Brief dip into computer vision jargon. Anthropomorphism. Humans learn to recognise gross gestalten, before understanding mereology ... and humans learn to recognise 2D persistence before 3D persistence. But as conscious processes develop, they discover more efficient storage formats for data, by relying on 3D persistence graphs.
So while we could train a vision system to be more human like by beginning with gross gestalten, we may want to skip forward a little bit to endow the system with the capability to immediately begin forming a database of 3D graphs, representing object topologies in the wild.
LFG :
0. Statistical globbing via neural networks should be used as a final optimisation technique, only after all known structural optimisations ("physics") have been ("logically") programmed into the system - not as a lazy shortcut from zero.
1.
1.1. Let us throw away the concept of colour, and begin only with one dimension of magnitude per unit of space - luma / luminance / brightness.
1.2. Let is ignore 3D structure and begin only with the gross phenomenology of the field of vision.
2.
2.1. Now, mereology : we must have a way to describe subsets of any field which are interesting. The smallest item is a point of brightness.
2.2. SCALE invariance : the concept of an item growing to take up a larger fraction of the field, or shrinking to take up a smaller fraction, must exist. See SIFT, SURF, ORB, et al.
2.3. Location : the field of vision must be referenced by an address space.
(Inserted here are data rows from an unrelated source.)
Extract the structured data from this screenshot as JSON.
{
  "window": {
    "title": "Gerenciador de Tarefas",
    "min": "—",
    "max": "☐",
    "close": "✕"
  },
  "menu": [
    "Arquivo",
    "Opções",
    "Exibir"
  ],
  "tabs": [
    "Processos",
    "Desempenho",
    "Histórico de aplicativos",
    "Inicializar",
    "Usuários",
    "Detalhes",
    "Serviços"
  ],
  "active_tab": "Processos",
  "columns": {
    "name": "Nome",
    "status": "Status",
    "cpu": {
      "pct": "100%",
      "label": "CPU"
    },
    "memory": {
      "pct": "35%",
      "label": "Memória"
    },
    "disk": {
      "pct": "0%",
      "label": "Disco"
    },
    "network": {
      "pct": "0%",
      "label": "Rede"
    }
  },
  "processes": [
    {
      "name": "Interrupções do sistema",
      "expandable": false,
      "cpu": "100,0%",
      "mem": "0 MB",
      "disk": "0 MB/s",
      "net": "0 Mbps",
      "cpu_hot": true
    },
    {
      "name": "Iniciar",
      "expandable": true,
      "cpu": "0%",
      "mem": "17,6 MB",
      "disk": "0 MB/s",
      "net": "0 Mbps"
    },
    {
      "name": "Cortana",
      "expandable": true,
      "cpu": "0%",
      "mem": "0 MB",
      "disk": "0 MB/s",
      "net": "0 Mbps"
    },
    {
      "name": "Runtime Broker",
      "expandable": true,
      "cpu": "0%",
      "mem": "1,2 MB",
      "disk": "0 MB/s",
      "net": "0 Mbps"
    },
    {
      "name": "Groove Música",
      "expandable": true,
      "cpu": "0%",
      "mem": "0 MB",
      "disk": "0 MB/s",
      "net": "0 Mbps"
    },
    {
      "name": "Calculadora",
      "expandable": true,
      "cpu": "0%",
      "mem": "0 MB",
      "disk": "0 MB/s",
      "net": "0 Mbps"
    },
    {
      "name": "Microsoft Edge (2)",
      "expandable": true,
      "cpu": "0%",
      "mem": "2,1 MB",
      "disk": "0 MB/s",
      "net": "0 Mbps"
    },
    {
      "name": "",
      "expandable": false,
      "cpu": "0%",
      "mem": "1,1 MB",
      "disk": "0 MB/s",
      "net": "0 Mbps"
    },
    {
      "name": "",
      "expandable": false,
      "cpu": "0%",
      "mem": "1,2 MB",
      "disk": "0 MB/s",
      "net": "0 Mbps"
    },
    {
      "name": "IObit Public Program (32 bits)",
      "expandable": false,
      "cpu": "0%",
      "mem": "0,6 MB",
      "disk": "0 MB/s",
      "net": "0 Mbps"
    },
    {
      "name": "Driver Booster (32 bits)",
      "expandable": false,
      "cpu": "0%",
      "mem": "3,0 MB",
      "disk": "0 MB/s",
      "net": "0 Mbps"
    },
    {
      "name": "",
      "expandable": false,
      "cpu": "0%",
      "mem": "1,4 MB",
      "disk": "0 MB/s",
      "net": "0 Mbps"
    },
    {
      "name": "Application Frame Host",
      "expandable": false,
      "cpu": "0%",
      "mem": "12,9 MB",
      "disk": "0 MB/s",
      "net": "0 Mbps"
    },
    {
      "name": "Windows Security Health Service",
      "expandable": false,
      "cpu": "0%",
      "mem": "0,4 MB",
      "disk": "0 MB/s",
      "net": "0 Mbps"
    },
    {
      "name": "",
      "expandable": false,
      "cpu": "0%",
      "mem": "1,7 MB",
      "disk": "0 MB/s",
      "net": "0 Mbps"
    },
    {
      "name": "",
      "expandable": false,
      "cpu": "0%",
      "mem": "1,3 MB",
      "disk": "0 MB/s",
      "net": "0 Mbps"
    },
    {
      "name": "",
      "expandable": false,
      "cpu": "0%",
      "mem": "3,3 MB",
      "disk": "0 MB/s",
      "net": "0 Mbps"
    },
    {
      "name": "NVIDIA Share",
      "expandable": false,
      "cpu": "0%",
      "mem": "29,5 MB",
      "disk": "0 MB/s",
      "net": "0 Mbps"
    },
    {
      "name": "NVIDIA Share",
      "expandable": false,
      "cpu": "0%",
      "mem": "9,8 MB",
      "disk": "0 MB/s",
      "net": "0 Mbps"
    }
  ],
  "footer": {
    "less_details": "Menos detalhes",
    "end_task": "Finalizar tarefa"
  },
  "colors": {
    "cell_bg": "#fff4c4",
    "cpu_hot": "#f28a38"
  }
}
2.4. Multiplicity : there may be many items of interest.
2.5. Extension in 2D : items may be linked, giving them 2D structure in the field. See "graph convolution networkS / GCNs"
2.6. ROTATIONAL invariance : the 2D structure is different if you spin it around with respect to the address space. Where you apply this to spinning everything around the system, see "sphere node graphs", though in 2D that's probably a "cylinder node graph".
... at this point we have five to six concepts that must be uniquely addressed in the cognitive space of the system. A sort of introductory transcendental aesthetic.
3.
3.1. Extension in 3D : Now we can revisit the notion of 3D space.
3.2. Location ("distance") in 3D is associated with scale in 2D (2.2.).
3.3. Occlusion in 2D is associated with rotation in 3D. See "aspect graphs".
... and, I think that's all we need to get starting building a computer vision system, to undergird the visual ontological comprehension of any anthropomorphic computer.
4. Oh yes, we can then revisit colour and motion in the end.